Saturday, June 16, 2012

Canada may need to raise rates this year: OECD

OTTAWA (Reuters) - Canada should be ready to hike interest rates later this year if the economy doesn't turn sour, but may need to slow down budget tightening if the economy does deteriorate, the Organization for Economic Cooperation and Development said on Wednesday.


The Paris-based OECD also said Canadian authorities may have to take measures to try to limit household indebtedness and cool off the housing market if imbalances persist.

It said the Bank of Canada faces a delicate balancing act, with prolonged low interest rates raising concerns about risks for the financial system. But there are also short-term downside risks resulting from fiscal consolidation and a strong currency, it added.

"Monetary policy remains appropriately accommodative given persistent global headwinds and associated risks and the withdrawal of fiscal stimulus, but it should stand ready to react to signs of a pickup in inflation," it said.

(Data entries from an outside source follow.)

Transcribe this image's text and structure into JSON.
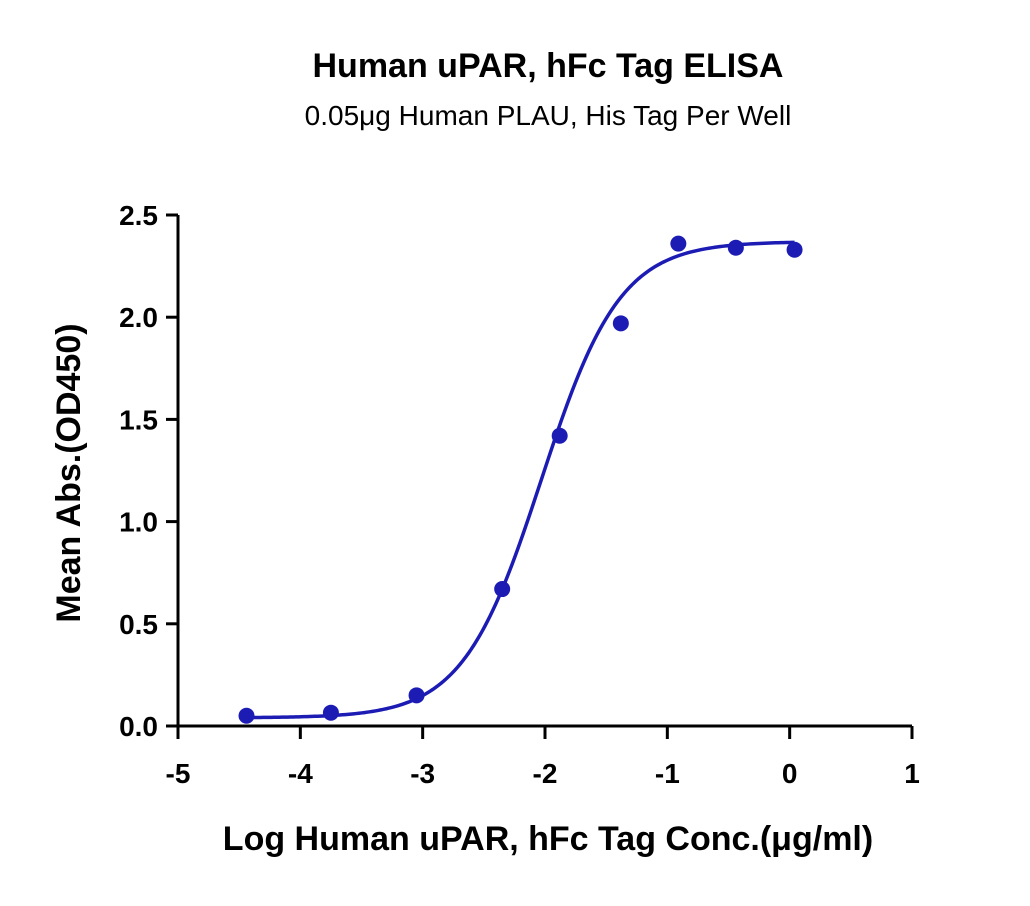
{
  "chart_data": {
    "type": "scatter",
    "title": "Human uPAR, hFc Tag ELISA",
    "subtitle": "0.05μg Human PLAU, His Tag Per Well",
    "xlabel": "Log Human uPAR, hFc Tag Conc.(μg/ml)",
    "ylabel": "Mean Abs.(OD450)",
    "xlim": [
      -5,
      1
    ],
    "ylim": [
      0,
      2.5
    ],
    "x_ticks": [
      -5,
      -4,
      -3,
      -2,
      -1,
      0,
      1
    ],
    "x_tick_labels": [
      "-5",
      "-4",
      "-3",
      "-2",
      "-1",
      "0",
      "1"
    ],
    "y_ticks": [
      0,
      0.5,
      1.0,
      1.5,
      2.0,
      2.5
    ],
    "y_tick_labels": [
      "0.0",
      "0.5",
      "1.0",
      "1.5",
      "2.0",
      "2.5"
    ],
    "grid": false,
    "legend": "none",
    "color": "#1c1cb4",
    "series": [
      {
        "points": [
          {
            "x": -4.44,
            "y": 0.05
          },
          {
            "x": -3.75,
            "y": 0.065
          },
          {
            "x": -3.05,
            "y": 0.15
          },
          {
            "x": -2.35,
            "y": 0.67
          },
          {
            "x": -1.88,
            "y": 1.42
          },
          {
            "x": -1.38,
            "y": 1.97
          },
          {
            "x": -0.91,
            "y": 2.36
          },
          {
            "x": -0.44,
            "y": 2.34
          },
          {
            "x": 0.04,
            "y": 2.33
          }
        ],
        "fit": {
          "model": "4PL",
          "bottom": 0.04,
          "top": 2.37,
          "logEC50": -2.03,
          "hill": 1.35,
          "x_range": [
            -4.44,
            0.04
          ]
        }
      }
    ]
  }
}
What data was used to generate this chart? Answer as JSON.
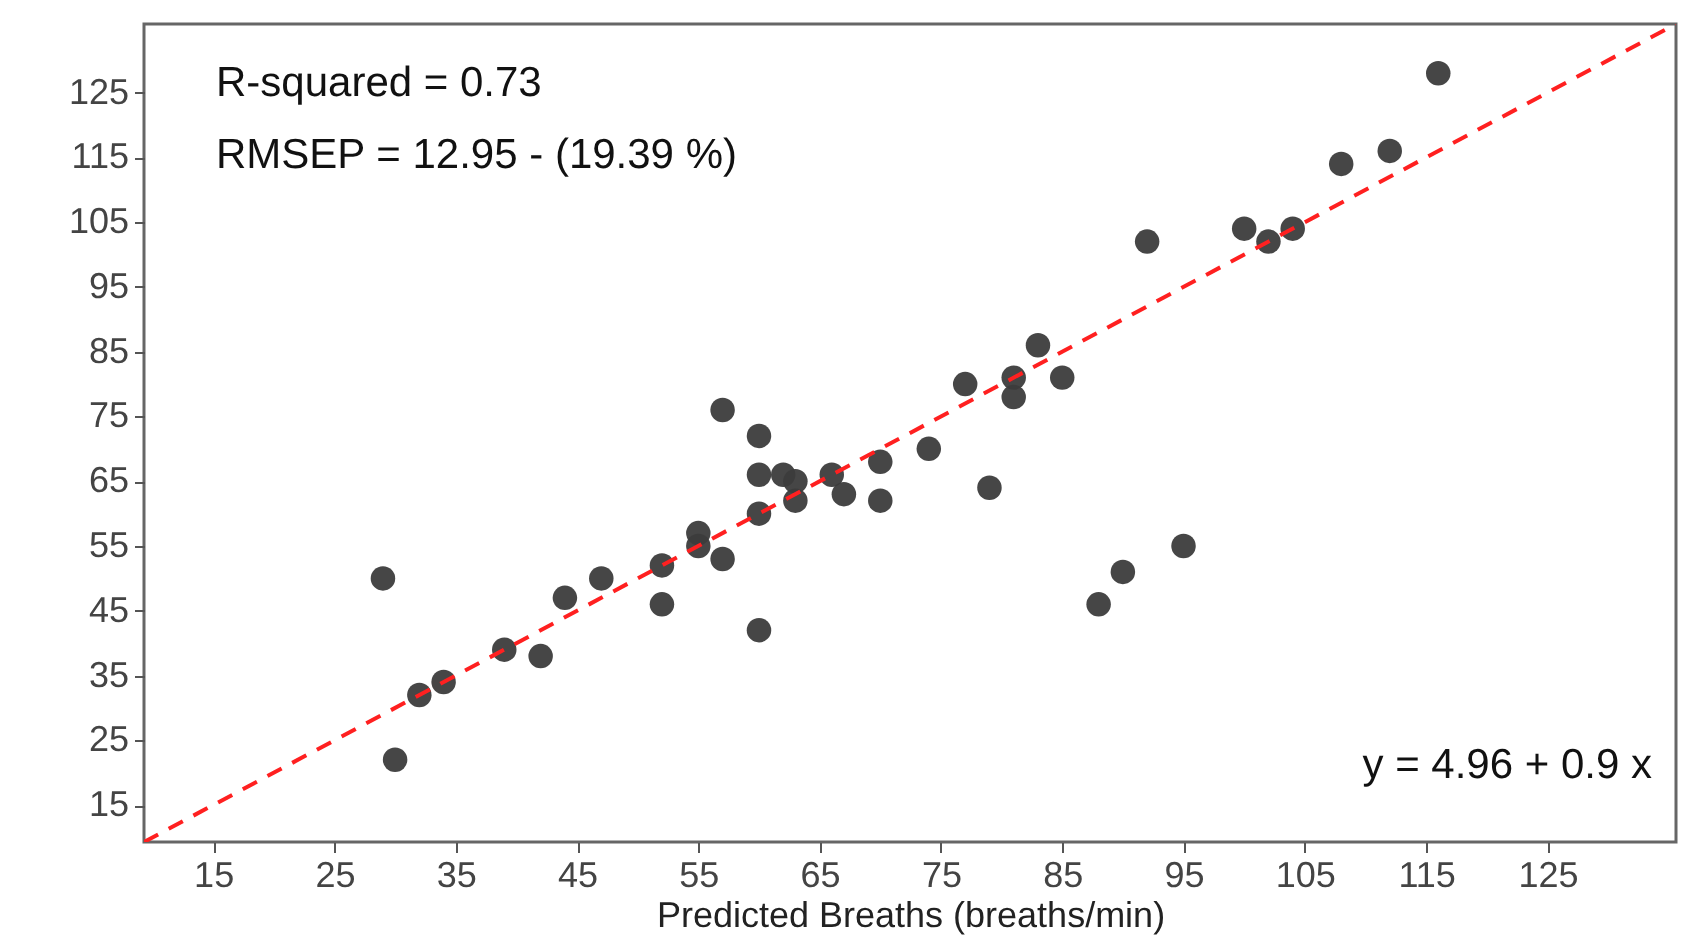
{
  "chart_data": {
    "type": "scatter",
    "xlabel": "Predicted Breaths (breaths/min)",
    "xlim": [
      9.3,
      135.6
    ],
    "ylim": [
      9.3,
      135.6
    ],
    "xticks": [
      15,
      25,
      35,
      45,
      55,
      65,
      75,
      85,
      95,
      105,
      115,
      125
    ],
    "yticks": [
      15,
      25,
      35,
      45,
      55,
      65,
      75,
      85,
      95,
      105,
      115,
      125
    ],
    "grid": false,
    "marker": "circle",
    "annotations": [
      "R-squared = 0.73",
      "RMSEP = 12.95 - (19.39 %)",
      "y = 4.96 + 0.9 x"
    ],
    "series": [
      {
        "color": "#3c3c3c",
        "x": [
          29,
          30,
          32,
          34,
          39,
          42,
          44,
          47,
          52,
          52,
          55,
          55,
          57,
          57,
          60,
          60,
          60,
          60,
          62,
          63,
          63,
          66,
          67,
          70,
          70,
          74,
          77,
          79,
          81,
          81,
          83,
          85,
          88,
          90,
          92,
          95,
          100,
          102,
          104,
          108,
          112,
          116
        ],
        "values": [
          50,
          22,
          32,
          34,
          39,
          38,
          47,
          50,
          52,
          46,
          57,
          55,
          53,
          76,
          72,
          66,
          60,
          42,
          66,
          65,
          62,
          66,
          63,
          68,
          62,
          70,
          80,
          64,
          81,
          78,
          86,
          81,
          46,
          51,
          102,
          55,
          104,
          102,
          104,
          114,
          116,
          128
        ]
      },
      {
        "type": "line",
        "color": "#ff2020",
        "line_style": "dashed",
        "marker": "none",
        "x": [
          9.3,
          135.6
        ],
        "values": [
          9.3,
          135.6
        ]
      }
    ]
  }
}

"As the year 2012 wears on, and if the downside risks fail to materialize, consideration will have to be given to withdrawing more stimulus by raising policy rates."

Referring to federal and provincial budget cuts, the OECD said: "This tightening is necessary to reduce the debt overhang resulting from the past recession and stimulus measures, but the authorities should slow the pace of consolidation if significant downside risks to growth materialize."

The survey projected real economic growth in Canada of 2.2 percent this year and 2.6 percent next year. By contrast, the Bank of Canada's April forecast is for 2.4 percent growth in both years.

The large majority of the 128-page report was dedicated to the need to boost innovation to raise historically weak productivity growth to sustain living standards.

"Canada's overall productivity has actually fallen since 2002, while it has grown by about 30 percent over the past 20 years in the United States," the OECD said.